Hype. An equally dreaded and lauded word when it comes to our favorite pastime. The excitement swirling around a game’s release usually sparks up several months – sometimes even years – before the title goes gold. This sort of tactic is employed by many publishing companies to aid in a game’s success and selling power on day one. But does hype ultimately help or hinder the way we experience our games of choice?
Excitement to play the games we wish to play is never a bad thing. In fact, it’s an often amazing feeling and one of the best parts about being a gamer other than, you know, actually having the pleasure of playing through a truly excellent game for the first time. And that’s to say nothing of those rare gems that absolutely beg to be played through more than once in order to absorb every possible scintilla of joy available (The original Dark Souls comes to mind as a more recent example). Can it sometimes, however, stand in the way of our objectivity and affect the way in which we feel about games?
Let’s take a look at the hotly anticipated title, Dark Souls 2. The series to which it belongs is (in)famous for its soul-crushing difficulty, dark and mysterious aesthetic, and its ability to whip grown men and women into a frenzy of controller-throwing anger and bouts of sleepless obsession by turns. The Souls games are well-equipped to consume a player’s thoughts until the game is completed at least once – like the best kind of nightmare you can’t help but wish to mire yourself in if only to prove yourself as a hardcore, and probably sadistic, gamer. Dark Souls 2, however, if you’re taking the pulse on these sorts of things, is surrounded by equal parts anxiety and excitement.
For every Dark Souls comic and trailer released to roll out the welcome mat before its March 11th release date, there are just as many fans out there wondering if this is the end of what makes the series special: the unknown. Hype is often the bane of the unknown, the very opposite in fact. In other words, as the ever-present hype train gains momentum, Dark Souls 2 becomes that much less mysterious. Each time a Youtuber with a Playstation posts a video of the game’s recent beta stress test, another layer of the onion is peeled away, leaving fans with a bit less to enjoy once the product is in their hands and spinning inside the console of their choice.

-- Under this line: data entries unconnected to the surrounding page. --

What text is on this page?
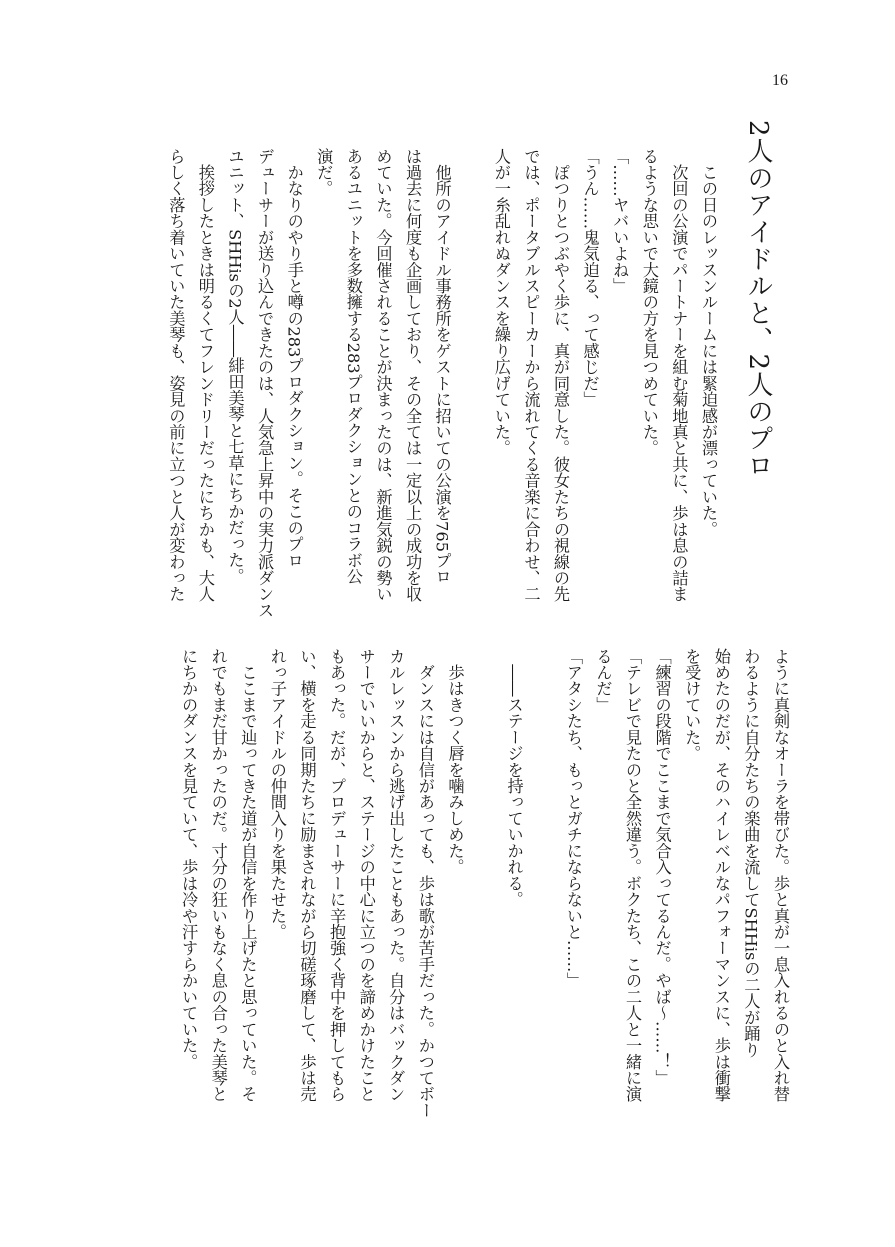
16
2人のアイドルと、2人のプロ
　この日のレッスンルームには緊迫感が漂っていた。
　次回の公演でパートナーを組む菊地真と共に、歩は息の詰ま
るような思いで大鏡の方を見つめていた。
「……ヤバいよね」
「うん……鬼気迫る、って感じだ」
　ぽつりとつぶやく歩に、真が同意した。彼女たちの視線の先
では、ポータブルスピーカーから流れてくる音楽に合わせ、二
人が一糸乱れぬダンスを繰り広げていた。
　他所のアイドル事務所をゲストに招いての公演を765プロ
は過去に何度も企画しており、その全ては一定以上の成功を収
めていた。今回催されることが決まったのは、新進気鋭の勢い
あるユニットを多数擁する283プロダクションとのコラボ公
演だ。
　かなりのやり手と噂の283プロダクション。そこのプロ
デューサーが送り込んできたのは、人気急上昇中の実力派ダンス
ユニット、SHHisの2人――緋田美琴と七草にちかだった。
　挨拶したときは明るくてフレンドリーだったにちかも、大人
らしく落ち着いていた美琴も、姿見の前に立つと人が変わった
ように真剣なオーラを帯びた。歩と真が一息入れるのと入れ替
わるように自分たちの楽曲を流してSHHisの二人が踊り
始めたのだが、そのハイレベルなパフォーマンスに、歩は衝撃
を受けていた。
「練習の段階でここまで気合入ってるんだ。やば〜……！」
「テレビで見たのと全然違う。ボクたち、この二人と一緒に演
るんだ」
「アタシたち、もっとガチにならないと……」
　――ステージを持っていかれる。
　歩はきつく唇を噛みしめた。
　ダンスには自信があっても、歩は歌が苦手だった。かつてボー
カルレッスンから逃げ出したこともあった。自分はバックダン
サーでいいからと、ステージの中心に立つのを諦めかけたこと
もあった。だが、プロデューサーに辛抱強く背中を押してもら
い、横を走る同期たちに励まされながら切磋琢磨して、歩は売
れっ子アイドルの仲間入りを果たせた。
　ここまで辿ってきた道が自信を作り上げたと思っていた。そ
れでもまだ甘かったのだ。寸分の狂いもなく息の合った美琴と
にちかのダンスを見ていて、歩は冷や汗すらかいていた。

Hype can be a double-sided axe in the world of gaming, and it really comes down to your individual tastes and preferences. If you choose to be completely surprised and blind-sided by the sheer glory of a game once it releases, ignoring the constant assault of trailers, magazine spots and developer interviews, you create your own hype – a very personal, more intimate type of hype. If, however, you’re the sort of person (like me) who just can’t help hunting down and absorbing every delicious drop of manufactured hype surrounding a new title, you may be disappointed by the final product once it doesn’t live up to that wonderful trailer you watched with wide eyes a week before its release.